La progression est particulièrement élevée au niveau fédéral. Dans les cantons et les communes, en revanche, la concurrence fiscale tire les taux d’impositions des plus riches vers le bas et les hauts revenus s’en sortent donc mieux, un effet pris en compte dans le calcul.
Cela fonctionne de la même manière pour les entreprises
La masse fiscale est également supportée par les entreprises les plus riches: les 74’000 firmes qui réalisent un bénéfice compris entre 10’000 et 100’000 francs ne paient que 1,9% de l’ensemble des impôts sur les bénéfices. Alors que les 11’527 qui réalisent un bénéfice de plus d’un million de francs paient 89,8% de tous les impôts sur les bénéfices.
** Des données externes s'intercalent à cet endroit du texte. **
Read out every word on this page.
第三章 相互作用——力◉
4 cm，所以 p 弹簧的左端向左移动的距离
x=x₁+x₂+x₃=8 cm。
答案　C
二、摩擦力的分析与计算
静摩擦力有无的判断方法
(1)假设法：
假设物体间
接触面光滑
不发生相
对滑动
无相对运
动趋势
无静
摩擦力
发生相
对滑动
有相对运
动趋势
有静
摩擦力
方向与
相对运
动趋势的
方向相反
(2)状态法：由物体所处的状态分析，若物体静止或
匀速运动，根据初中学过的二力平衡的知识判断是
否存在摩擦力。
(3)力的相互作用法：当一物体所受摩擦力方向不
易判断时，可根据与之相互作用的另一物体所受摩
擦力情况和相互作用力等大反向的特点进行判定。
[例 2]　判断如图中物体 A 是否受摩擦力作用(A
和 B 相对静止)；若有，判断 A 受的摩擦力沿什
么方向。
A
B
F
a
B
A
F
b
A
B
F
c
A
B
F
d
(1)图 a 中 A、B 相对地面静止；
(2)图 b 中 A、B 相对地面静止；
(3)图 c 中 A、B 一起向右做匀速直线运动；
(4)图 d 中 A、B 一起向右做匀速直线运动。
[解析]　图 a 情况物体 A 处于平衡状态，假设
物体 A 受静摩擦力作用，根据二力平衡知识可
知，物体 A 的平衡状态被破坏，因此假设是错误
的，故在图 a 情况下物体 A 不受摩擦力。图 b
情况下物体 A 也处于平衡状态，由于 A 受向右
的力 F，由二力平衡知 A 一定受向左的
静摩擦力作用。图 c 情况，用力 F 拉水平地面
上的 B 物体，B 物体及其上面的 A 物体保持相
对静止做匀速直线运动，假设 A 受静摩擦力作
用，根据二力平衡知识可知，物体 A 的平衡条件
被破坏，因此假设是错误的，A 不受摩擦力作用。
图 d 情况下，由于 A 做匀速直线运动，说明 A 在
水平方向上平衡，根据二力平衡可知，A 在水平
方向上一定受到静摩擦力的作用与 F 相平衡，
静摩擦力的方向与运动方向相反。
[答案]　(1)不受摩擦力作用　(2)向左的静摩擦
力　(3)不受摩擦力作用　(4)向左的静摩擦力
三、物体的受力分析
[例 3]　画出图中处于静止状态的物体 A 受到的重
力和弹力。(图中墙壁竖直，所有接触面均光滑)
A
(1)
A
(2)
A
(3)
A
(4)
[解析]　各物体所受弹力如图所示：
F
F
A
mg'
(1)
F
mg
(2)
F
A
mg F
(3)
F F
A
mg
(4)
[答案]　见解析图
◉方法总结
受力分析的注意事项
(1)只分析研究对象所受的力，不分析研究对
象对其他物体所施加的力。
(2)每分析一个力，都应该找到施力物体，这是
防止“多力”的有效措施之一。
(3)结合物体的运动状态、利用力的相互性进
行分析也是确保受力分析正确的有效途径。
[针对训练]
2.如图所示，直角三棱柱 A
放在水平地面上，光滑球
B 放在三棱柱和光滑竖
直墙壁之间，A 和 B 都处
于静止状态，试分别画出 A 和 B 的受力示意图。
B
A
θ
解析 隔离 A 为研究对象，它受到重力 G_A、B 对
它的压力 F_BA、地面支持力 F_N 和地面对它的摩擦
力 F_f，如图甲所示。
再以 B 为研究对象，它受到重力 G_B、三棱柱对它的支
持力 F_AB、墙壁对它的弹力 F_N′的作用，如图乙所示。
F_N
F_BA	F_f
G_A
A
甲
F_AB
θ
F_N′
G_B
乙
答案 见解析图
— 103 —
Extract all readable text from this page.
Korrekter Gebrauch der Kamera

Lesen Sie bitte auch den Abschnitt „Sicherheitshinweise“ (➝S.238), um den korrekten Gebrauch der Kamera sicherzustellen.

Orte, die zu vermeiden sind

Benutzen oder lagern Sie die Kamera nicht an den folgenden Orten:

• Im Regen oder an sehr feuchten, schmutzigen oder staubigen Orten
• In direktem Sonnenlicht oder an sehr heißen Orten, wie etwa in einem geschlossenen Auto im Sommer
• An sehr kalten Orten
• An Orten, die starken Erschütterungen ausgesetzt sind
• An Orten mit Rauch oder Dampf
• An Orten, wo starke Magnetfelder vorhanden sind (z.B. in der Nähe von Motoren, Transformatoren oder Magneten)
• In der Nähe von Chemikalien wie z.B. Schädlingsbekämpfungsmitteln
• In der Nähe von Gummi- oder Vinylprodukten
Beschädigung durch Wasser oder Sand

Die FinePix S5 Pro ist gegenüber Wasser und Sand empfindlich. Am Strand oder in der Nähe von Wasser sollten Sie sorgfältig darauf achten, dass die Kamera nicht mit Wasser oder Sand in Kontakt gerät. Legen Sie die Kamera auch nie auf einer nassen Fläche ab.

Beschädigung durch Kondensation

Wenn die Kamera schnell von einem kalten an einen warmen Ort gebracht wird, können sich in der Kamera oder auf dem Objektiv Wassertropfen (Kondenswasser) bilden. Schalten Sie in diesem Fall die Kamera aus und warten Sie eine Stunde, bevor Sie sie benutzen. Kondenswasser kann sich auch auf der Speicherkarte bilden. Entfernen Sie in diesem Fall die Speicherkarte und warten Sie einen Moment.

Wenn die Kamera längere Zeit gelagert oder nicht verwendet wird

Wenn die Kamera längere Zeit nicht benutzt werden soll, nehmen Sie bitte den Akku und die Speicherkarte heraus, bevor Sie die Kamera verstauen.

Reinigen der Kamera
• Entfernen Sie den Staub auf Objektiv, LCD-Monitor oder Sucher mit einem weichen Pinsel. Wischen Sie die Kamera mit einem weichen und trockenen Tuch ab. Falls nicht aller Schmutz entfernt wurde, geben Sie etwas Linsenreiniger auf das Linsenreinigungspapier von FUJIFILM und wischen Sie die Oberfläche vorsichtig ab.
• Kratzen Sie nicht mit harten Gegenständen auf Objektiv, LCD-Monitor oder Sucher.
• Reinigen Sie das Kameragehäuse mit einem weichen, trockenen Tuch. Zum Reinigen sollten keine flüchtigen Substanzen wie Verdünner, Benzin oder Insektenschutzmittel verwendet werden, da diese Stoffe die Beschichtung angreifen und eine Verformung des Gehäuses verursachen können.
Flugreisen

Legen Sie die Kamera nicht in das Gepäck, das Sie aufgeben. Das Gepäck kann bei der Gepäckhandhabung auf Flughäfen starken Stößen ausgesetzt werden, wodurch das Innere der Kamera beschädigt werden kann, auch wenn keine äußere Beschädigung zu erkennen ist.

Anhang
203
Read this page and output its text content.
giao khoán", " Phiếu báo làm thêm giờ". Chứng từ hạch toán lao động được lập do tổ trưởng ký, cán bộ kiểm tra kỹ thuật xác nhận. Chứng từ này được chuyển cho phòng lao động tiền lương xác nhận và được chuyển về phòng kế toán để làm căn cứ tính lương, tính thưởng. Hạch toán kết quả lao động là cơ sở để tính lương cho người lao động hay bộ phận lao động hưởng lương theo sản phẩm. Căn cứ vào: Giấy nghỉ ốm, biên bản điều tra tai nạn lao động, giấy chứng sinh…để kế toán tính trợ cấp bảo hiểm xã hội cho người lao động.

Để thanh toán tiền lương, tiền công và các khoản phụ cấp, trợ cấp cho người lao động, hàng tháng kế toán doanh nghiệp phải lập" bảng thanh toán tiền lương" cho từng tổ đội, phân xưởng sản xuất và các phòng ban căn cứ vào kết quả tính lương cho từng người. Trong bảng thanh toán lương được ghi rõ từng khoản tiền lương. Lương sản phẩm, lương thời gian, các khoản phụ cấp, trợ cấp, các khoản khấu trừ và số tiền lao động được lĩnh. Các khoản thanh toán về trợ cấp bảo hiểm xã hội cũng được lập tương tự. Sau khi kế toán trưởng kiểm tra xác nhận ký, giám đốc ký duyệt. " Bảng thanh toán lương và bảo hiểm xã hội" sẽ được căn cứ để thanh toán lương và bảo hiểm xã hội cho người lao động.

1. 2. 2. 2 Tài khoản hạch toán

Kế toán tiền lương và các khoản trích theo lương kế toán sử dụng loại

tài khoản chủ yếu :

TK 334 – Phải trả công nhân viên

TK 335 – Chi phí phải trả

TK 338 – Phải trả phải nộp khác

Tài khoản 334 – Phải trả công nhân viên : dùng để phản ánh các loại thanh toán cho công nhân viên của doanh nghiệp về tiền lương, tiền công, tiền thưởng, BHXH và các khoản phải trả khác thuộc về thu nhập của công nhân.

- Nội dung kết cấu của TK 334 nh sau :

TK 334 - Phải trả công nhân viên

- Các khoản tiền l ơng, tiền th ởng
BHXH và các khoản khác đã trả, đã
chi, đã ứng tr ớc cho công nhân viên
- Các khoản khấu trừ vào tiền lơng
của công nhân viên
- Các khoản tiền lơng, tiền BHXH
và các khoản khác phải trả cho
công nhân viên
La progression jouerait un rôle aussi dans l’impôt sur la fortune. Le groupe de réflexion libéral Avenir Suisse a récemment calculé que les 1% les plus riches paient plus de la moitié de tous les impôts sur la fortune.
Laquelle est la plus juste?
Christian Frey affirme, fort de ses chiffres, qu’un éventuel nouvel impôt sur les gains en capital devait être couplé à l’abolition de l’impôt sur la fortune. «Sinon, cela conduira à une double imposition injuste. Les experts fiscaux s’accordent sur ce point.»
Il défend le système actuel comme celui qui offre les meilleures incitations. «Une taxe sur les gains en capital étoufferait l’esprit d’entreprise.» Il cite l’exemple des start-ups, qui sont un moteur de l’innovation et créatrices d’emploi. Une fois qu’elle est revendue à une grande entreprise, l’imposition des gains réalisés serait tellement élevée que cela pourrait freiner la création de nouvelles firmes, car elle aurait un effet dissuasif sur les fondateurs et leurs investisseurs.